Beyond words

By Martin L. Smith

I’ve been traveling around Turkey, in slow trains and buses that give leisure for musing. Ancient sites passed by and triggered old memories from reading the spiritual classics. I peered through the window at Nevsehir on the way through Cappadocia, which was the see city of the bishop, mystic and theologian Gregory of Nyssa. Later, as I walked through canyons riddled with ancient monasteries and settlements, I got to thinking about what the ancient fathers of the Church can still teach us. We think of theology as the profession of academics, but this wasn’t true in Christianity’s springtime. At first the word theology referred not to a field of study, but first hand spiritual knowledge gained from contemplation. “If you are a theologian, you pray in truth. If you pray in truth, you are a theologian,” wrote Evagrius, one of the pioneers of Christian spirituality.

Today the word ‘theology’ is so embarrassingly degraded that TV pundits often use the term as a scathing reference to abstruse theorizing unmoored in reality. And the word ‘orthodoxy’ has had a similar fate. These days, orthodoxy is almost a synonym for rigid dogmatism and moralism, hidebound ecclesiastical formulas in which changeless truth is supposed to be set in stone. But originally orthodoxy meant the lived experience of being on the right track (orthos) in giving glory (that’s what doxa means) to God, in worshipping and adoring God, in community. And what these pioneers of Christian orthodoxy insisted on, with all the eloquence at their disposal, was the utter impossibility of capturing God in words and images, or grasping God in even the most sublime spiritual experience. God surpasses anything we can possibly say or imagine, and all our experiences of God are merely touching the hem of his garment. God is without rival and nothing is really like God, therefore all language, all symbolism, all our metaphors can only point into further unexplored depths. Christian orthodoxy was—dear God, what has become of it?—a passionate commitment to the mystical core of the Gospel. As such, orthodoxy is the polar opposite of what we call fundamentalism.

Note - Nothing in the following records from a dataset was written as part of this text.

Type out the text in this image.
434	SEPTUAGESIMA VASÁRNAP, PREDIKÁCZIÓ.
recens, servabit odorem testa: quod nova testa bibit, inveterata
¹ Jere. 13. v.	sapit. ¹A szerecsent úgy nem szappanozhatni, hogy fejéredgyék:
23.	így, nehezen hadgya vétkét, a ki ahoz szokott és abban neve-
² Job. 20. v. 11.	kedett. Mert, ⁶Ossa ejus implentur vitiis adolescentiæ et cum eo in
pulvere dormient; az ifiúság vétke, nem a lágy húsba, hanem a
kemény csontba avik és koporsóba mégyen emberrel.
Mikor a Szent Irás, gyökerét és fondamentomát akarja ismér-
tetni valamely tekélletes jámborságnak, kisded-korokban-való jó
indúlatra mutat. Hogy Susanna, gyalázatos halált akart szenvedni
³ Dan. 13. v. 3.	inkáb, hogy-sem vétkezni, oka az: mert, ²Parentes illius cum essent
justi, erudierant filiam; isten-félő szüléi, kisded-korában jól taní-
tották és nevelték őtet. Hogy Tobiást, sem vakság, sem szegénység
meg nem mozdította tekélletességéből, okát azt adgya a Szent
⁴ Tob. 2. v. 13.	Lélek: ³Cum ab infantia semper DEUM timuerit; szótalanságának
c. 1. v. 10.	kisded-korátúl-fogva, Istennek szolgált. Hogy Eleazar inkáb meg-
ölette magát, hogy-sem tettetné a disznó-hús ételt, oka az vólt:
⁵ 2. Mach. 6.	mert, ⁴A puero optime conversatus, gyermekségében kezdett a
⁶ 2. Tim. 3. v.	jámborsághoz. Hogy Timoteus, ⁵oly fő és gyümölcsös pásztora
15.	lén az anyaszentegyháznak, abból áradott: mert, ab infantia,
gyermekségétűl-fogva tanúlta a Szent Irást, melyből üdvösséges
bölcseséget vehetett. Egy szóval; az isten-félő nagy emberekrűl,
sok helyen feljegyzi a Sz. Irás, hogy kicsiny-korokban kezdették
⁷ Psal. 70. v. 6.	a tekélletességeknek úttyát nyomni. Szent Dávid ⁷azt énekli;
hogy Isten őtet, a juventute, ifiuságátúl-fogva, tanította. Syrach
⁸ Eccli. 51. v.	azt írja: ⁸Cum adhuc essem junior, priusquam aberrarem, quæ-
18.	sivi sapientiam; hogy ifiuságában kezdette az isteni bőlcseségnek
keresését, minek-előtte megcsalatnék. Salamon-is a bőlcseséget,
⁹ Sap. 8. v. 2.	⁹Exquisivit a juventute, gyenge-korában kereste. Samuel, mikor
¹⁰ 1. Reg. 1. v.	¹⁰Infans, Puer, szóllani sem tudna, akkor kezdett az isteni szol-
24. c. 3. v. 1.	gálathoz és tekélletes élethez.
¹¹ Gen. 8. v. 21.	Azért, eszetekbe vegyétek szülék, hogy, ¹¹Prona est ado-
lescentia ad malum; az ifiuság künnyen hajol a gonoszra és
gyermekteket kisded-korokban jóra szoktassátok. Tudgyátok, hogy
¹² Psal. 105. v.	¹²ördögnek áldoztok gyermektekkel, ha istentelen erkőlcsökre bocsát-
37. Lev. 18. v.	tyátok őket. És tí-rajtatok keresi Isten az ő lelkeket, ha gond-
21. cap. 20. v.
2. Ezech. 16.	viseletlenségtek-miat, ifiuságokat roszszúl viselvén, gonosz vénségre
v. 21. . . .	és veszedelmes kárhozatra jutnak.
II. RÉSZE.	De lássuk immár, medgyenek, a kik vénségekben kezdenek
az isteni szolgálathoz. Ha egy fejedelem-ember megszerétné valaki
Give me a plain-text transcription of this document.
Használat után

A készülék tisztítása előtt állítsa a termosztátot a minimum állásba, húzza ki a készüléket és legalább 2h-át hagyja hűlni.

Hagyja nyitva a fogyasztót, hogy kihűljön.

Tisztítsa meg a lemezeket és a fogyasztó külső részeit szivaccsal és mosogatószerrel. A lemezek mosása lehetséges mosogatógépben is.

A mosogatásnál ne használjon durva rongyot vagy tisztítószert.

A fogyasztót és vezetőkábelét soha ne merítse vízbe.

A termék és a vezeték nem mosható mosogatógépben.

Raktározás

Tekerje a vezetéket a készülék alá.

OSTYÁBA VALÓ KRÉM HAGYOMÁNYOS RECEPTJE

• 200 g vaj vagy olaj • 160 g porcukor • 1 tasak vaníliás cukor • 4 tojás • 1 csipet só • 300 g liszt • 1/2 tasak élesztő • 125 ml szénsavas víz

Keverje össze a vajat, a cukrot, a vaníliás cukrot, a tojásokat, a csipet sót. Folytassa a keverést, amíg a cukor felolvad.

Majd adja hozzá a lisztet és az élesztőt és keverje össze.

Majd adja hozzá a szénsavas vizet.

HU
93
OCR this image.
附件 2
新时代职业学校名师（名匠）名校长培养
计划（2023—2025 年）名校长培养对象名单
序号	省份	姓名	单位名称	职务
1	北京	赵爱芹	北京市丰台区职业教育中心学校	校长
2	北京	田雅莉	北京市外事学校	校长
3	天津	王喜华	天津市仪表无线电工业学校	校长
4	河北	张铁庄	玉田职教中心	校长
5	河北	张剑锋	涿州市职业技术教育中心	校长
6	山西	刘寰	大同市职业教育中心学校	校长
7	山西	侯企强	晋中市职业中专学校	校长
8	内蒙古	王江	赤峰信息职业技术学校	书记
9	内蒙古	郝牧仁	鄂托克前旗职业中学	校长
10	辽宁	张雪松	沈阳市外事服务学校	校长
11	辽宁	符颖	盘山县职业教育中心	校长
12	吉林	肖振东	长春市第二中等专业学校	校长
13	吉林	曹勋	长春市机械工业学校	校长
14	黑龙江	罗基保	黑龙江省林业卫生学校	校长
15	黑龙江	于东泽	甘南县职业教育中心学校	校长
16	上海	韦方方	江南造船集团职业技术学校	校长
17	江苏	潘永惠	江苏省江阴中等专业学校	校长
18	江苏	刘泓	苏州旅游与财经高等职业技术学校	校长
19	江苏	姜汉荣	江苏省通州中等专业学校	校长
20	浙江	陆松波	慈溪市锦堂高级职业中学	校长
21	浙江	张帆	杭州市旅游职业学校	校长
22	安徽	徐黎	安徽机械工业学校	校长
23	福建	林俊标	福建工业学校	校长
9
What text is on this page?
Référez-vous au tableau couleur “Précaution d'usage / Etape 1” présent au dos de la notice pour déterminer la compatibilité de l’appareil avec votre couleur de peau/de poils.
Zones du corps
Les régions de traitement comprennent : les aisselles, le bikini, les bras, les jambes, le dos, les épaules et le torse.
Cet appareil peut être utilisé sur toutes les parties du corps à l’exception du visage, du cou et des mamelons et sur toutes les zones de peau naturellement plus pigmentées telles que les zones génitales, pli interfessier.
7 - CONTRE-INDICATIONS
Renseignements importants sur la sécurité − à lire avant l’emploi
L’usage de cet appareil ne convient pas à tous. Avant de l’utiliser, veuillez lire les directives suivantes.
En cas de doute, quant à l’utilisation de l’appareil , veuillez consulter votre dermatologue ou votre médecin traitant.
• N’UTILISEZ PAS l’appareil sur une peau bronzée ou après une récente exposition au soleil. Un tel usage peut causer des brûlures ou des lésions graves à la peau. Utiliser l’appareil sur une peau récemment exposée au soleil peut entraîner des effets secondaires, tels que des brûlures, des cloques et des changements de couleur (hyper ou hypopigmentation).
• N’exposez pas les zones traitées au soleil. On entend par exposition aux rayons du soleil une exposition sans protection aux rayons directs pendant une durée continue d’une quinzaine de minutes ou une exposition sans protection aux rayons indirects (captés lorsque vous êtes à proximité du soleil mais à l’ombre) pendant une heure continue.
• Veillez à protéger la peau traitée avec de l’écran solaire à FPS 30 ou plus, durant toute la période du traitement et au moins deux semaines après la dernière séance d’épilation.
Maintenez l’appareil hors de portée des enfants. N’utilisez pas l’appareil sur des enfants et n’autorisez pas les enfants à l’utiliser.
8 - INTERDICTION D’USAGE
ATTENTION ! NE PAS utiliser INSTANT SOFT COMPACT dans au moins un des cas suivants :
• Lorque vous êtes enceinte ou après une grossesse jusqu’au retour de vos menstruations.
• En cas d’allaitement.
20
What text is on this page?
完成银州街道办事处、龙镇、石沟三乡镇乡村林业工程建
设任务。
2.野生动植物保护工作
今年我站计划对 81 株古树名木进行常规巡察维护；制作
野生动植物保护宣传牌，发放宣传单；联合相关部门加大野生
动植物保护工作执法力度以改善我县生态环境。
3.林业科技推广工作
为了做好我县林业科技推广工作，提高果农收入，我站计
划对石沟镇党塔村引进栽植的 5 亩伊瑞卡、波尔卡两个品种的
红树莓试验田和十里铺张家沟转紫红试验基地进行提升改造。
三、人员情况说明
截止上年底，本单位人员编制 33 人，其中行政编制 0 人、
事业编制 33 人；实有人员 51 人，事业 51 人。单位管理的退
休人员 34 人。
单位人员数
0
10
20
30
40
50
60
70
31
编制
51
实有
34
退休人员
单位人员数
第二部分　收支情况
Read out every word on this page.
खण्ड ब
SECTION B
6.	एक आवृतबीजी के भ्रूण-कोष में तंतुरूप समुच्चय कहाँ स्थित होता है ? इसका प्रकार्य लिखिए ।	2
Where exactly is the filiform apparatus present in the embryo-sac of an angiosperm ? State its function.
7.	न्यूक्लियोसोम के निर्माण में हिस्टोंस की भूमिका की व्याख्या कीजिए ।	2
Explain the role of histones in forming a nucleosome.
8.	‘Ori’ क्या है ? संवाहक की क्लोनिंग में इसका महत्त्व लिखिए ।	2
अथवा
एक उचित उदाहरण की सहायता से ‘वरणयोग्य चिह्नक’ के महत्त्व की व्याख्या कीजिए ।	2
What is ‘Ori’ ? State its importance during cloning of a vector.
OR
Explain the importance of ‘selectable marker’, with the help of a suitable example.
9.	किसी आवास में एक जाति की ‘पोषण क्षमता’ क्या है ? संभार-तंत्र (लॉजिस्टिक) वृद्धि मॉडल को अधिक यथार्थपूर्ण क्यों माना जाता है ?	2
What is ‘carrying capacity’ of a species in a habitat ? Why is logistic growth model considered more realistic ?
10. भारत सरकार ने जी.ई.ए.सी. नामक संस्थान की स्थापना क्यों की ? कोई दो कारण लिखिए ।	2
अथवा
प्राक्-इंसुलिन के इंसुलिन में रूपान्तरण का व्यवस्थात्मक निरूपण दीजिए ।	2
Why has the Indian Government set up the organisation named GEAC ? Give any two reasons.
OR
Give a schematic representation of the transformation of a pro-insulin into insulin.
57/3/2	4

As our trains rumbled through the endless valleys of Anatolia, I was running over in my mind some of the meditations that Gregory has left us. He wrote a marvelous commentary on the life of Moses, using it as an allegory of the journey of faith. He comes to that strange vision that Moses has from the cleft in the rock, when he is allowed a fleeting glimpse of God’s backside. This odd detail in the legend Gregory takes as a symbol of the truth that we can only follow God. God is always ahead of us, leading us out of ourselves further into the unexplored territory of his glory. We can only see God’s back, because he is carrying us on his back into mystery. And Gregory taught that even in eternity we will always be on the move as explorers into God, since God is infinite and inexhaustible. There will always be more God to know.

The Church Fathers surprise us. Later I stayed in Sanliurfa, ancient Edessa, a city which embraced Christianity in the second century. I thought about Saint Ephrem who lived and worked here at a time when the city was ringing with a cacophony of rival versions of Christianity (not so unlike modern America.) How did he bear witness as a voice for the orthodox teaching about the Incarnation and the Trinity?

Not through argument, lectures, propaganda, classes. He bore witness through passionate song, writing hundreds of lyrical, fabulously imaginative hymns which were sung in the public squares by a dedicated choir of women. For him, the incandescent truth of the Christian message was best suited to poetry, in the exaltation of music, not prosaic argument. And this is the strange, paradoxical dynamic of the theology of the ancient fathers. At one and the same time they are passionate about the absolutely mysterious character of God, the utter impossibility of defining him, and yet they feel authorized and inspired to use a vast array of imaginative, even outrageous symbols and metaphors, to point to the mystery. Orthodoxy is the paradoxical state of being both blinded by the dazzling darkness of God’s unknowability and of being thrilled by God’s encouragement and permission, through the Incarnation, to deploy every kind of metaphor and poetic symbol to kindle the heart’s awareness of the attractiveness of God’s beauty and power and love. Ephrem’s poetry, like Dante’s, is ablaze with the erotic audacity of lovesong. We pray for God to send laborers into his harvest. Are we praying for spiritual poets, prophets and visionaries, who will help us set our speech about God on fire again today? Or will we as Episcopalians succumb to the fate of becoming—you know—the bland leading the bland?

Martin Smith is well-known in the Episcopal Church and beyond as a priest, writer, preacher and leader of retreats. Through such popular works as A Season for the Spirit and The Word is Very Near You and in numerous workshops, lectures and retreats, he continues to explore a contemporary spirituality that encourages a lively conversation between new knowledge and the riches of tradition.